В Ленинграде первыми, на кого я наткнулся в театре, были две невозможные красотки — одна в розоватой гамме, другая — в угольно-черной. Розовая была Лена, черная — Ира. Первая подплывала ко мне, облачно и ветрено развеваясь всеми своими воланами, клешами и свободно летящими оборками, вторая неподвижно стояла поодаль, закованная в модную кольчугу простенького кардэновского платья и улыбалась мне алмазами малюсеньких сережек и громадных глаз. Одну венчала шапка пепельно-золотистых волос, другая — темная шатенка — была подстрижена под мальчика. Мой дух взыграл от такого изобилия красоты, и я попросил девочек разыскать и привести сюда своих кавалеров. Олег был очень импозантен в сером костюме (большая клетка) и соответствующем галстуке (большая полоска). Юра был непривычно празднично параден в темной строгой тройке, а Валя Ерюхин, заменивший больного Колю Чиндяйкина, сиял, слепил, ослеплял богемным чернейшим бархатом. Таким образом, залог красоты уже лежал в нашем банке данных надежно и прочно; никакая инфляция ему не грозила.
Я разделся и продолжил свою инспекцию. Роза провела меня на сцену, рассказав по дороге, что все подготовлено, вчера провели монтировку, установили свет...
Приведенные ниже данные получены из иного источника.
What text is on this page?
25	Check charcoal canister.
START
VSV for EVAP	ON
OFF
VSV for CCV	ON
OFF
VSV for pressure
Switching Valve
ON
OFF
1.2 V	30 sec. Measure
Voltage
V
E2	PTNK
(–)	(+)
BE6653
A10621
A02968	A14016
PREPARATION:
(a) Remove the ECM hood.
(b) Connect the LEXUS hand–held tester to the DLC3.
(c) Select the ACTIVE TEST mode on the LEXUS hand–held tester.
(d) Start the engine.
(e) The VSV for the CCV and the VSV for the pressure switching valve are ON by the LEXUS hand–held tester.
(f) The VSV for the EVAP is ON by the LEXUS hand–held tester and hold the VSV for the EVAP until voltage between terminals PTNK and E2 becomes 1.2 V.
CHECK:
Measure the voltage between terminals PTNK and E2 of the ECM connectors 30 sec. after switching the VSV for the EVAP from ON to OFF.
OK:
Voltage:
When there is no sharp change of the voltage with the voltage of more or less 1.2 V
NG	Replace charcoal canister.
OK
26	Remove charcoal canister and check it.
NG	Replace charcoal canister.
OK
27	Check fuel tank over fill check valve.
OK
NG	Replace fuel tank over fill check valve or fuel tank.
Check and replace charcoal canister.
Не репетировали? — подозрительно спросил я.
Конечно, не репетировали, — гордо ответила она, — вы же просили ничего не фиксировать. Васильевские актеры до поры до времени будут сидеть среди зрителей, а наши усядутся на полу перед первым рядом. Посмотрите — там есть такая удобная ступенька.
Сцена оказалась довольно большой и плоской, этакая эстрада без портала. Глубина ее была невелика — метров семь-восемь. Но зато одета она была в очень приличный черный бархат.
— Посмотрите стулья?
Стулья были то, что надо: черные с красными сиденьями и спинками. Сбоку стоял черный рояль.
— Стулья хорошие.
Стулья были действительно хорошие, но пришедшая через час публика была еще лучше — открытая, доброжелательная, готовая смеяться и плакать. Она принимала каждый номер нашего класс-концерта на ура. Взаимное восхищение моих семинарщиков и зрительного зала нарастало и ширилось; пятьдесят минут пролетели, как пятьдесят секунд. Настало очередь фуги.